И все же вот он, новый пост, ему несколько недель. Выложенная кем-то по имени Алекс Такашида фотография парня, предположительно, Алекса Такашиды, который держит тонкую руку с сапфировым кольцом. Внизу подпись: «Она сказала «да»!»

Фрейя узнает эту руку даже без лица.

«Она сказала «да»!» И спустя минуту Фрейя понимает, что это значит. Ее сестра помолвлена. С Алексом Такашидой. О котором Фрейя никогда и не слышала и уж тем более не встречала.

Она заходит к Алексу и видит, что его профиль открыт и почти на всех постах есть Сабрина, хоть и не отмечена. Вот на этом она чокается бокалом с Алексом в ресторане. На следующем Сабрина и Алекс на пляже. Тут она стоит между Алексом и мамой и улыбается в камеру. А здесь Сабрина вовсе не выглядит как человек, «пожертвовавший многим», она кажется счастливой.

Фрейю мутит. И для успокоения она открывает приложение, отслеживающее активность ее подписчиков. Ей даже не надо читать комментарии, чтобы стало лучше. Просто нужно знать, что они есть. Что количество лайков и подписчиков растет. Положительная динамика обнадеживает. А от нечастых падений сводит живот.

Сегодня показатели растут. Посты с работой в студии всегда идут на пользу. Люди с нетерпением ждут ее альбома. Интересно, что будет, когда спустя месяцы альбом так и не выйдет.

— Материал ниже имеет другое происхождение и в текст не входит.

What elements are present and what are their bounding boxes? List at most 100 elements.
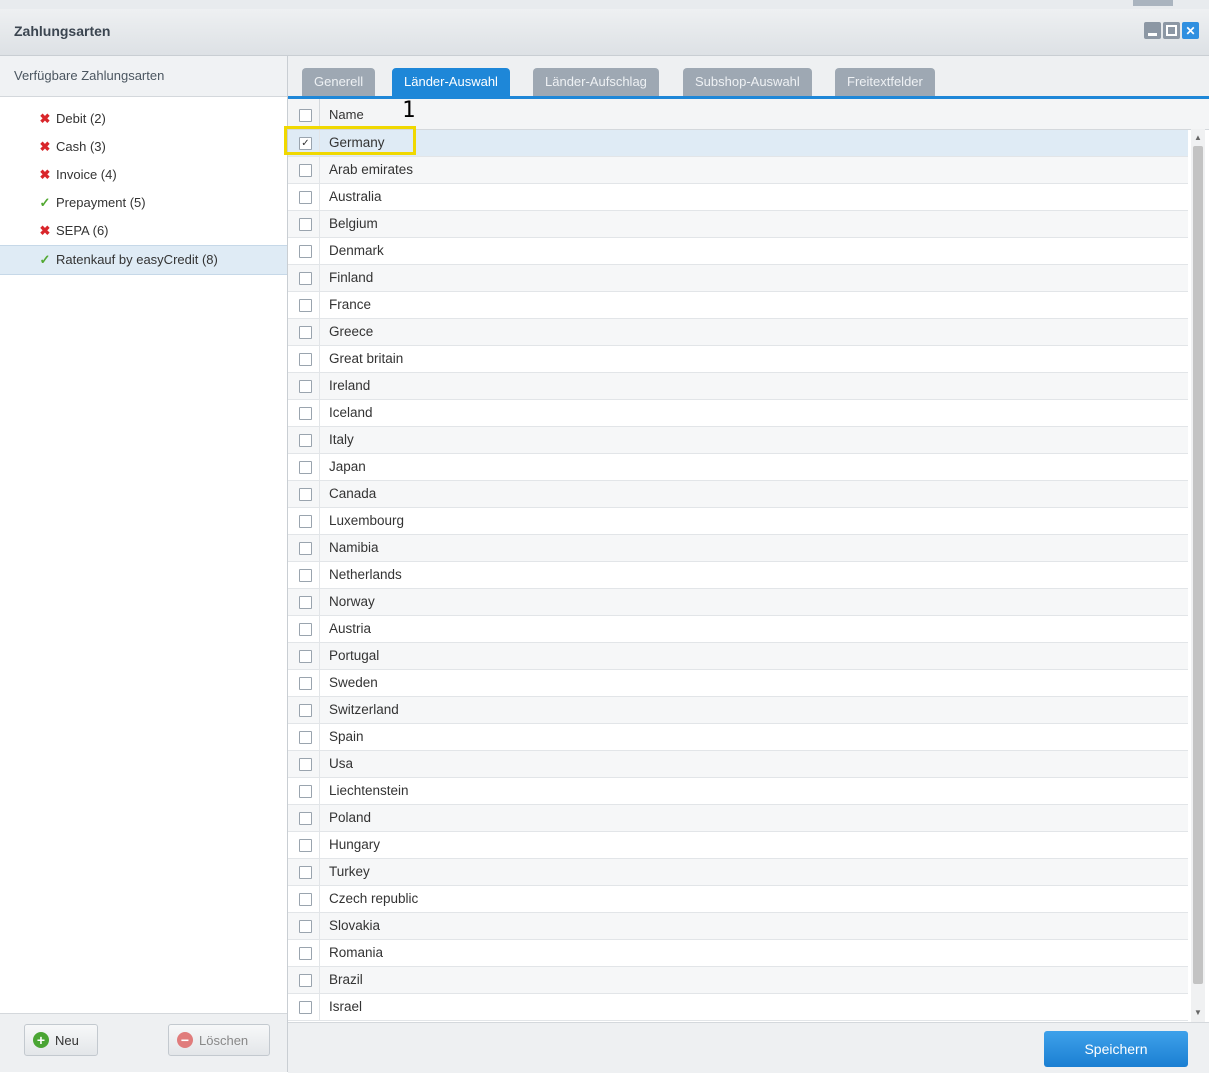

Только она знает. Хейден на первой же встрече расписал все в подробностях.

Фрейя открывает комментарии к утреннему псевдопосту. «Классные цветы». «С нетерпением жду альбом». И смайлики:



Она обновляет страничку, вдруг добавилось что-то еще, но изменений нет, и даже понимая, что будет только хуже, вновь возвращается к фотографии руки Сабрины. Мимо проносятся велосипедисты, свистя и крича ей, чтобы посторонилась, но Фрейя не сводит глаз с сестры и ее счастья. Не может избавиться от тошнотворного ощущения, что все сделала неправильно.

«Я сбилась с пути», – снова думает она и понимает, насколько же это верно. На нее мчится еще один велосипедист, и Фрейя, по-прежнему разглядывающая сапфировое кольцо, отскакивает и спотыкается, после чего не просто теряет равновесие, а падает с моста на какого-то беднягу.

* * *

В то время как Фрейя общается с очередным доктором, который не может ей помочь, Харун пытается воздать молитву.

Когда в мечеть заходят мужчины и занимают места на ковриках вокруг Харуна и его отца, он пытается сообщить Богу о своих намерениях. Но, хоть убей, не может. Потому что уже их не знает.

«Он пытается найти выход из положения», – написал его кузен.

Но какой он, этот выход, для Харуна?

«Я сбился с пути», – думает Харун, когда начинается молитва. «Аллаху акбар», – воспевает сидящий рядом отец. И снова эта мысль: «Я сбился с пути». Харун пытается сосредоточиться. Но не может. Не может думать ни о чем, кроме Джеймса.

«Прости меня», – написал ему утром Харун.

Ответа не последовало.

Даже «Убирайся из моей жизни» – это последнее, что сказал ему Джеймс.

И ответа не будет. Джеймс никогда не тратил слов впустую.

В отличие от Харуна.

Когда полуденная молитва завершается, Харун и его отец выходят из мечети, чтобы забрать обувь и обменяться любезностями с другими. Кругом обсуждают Хасана Бахару, который умер на прошлой неделе, заправляя машину.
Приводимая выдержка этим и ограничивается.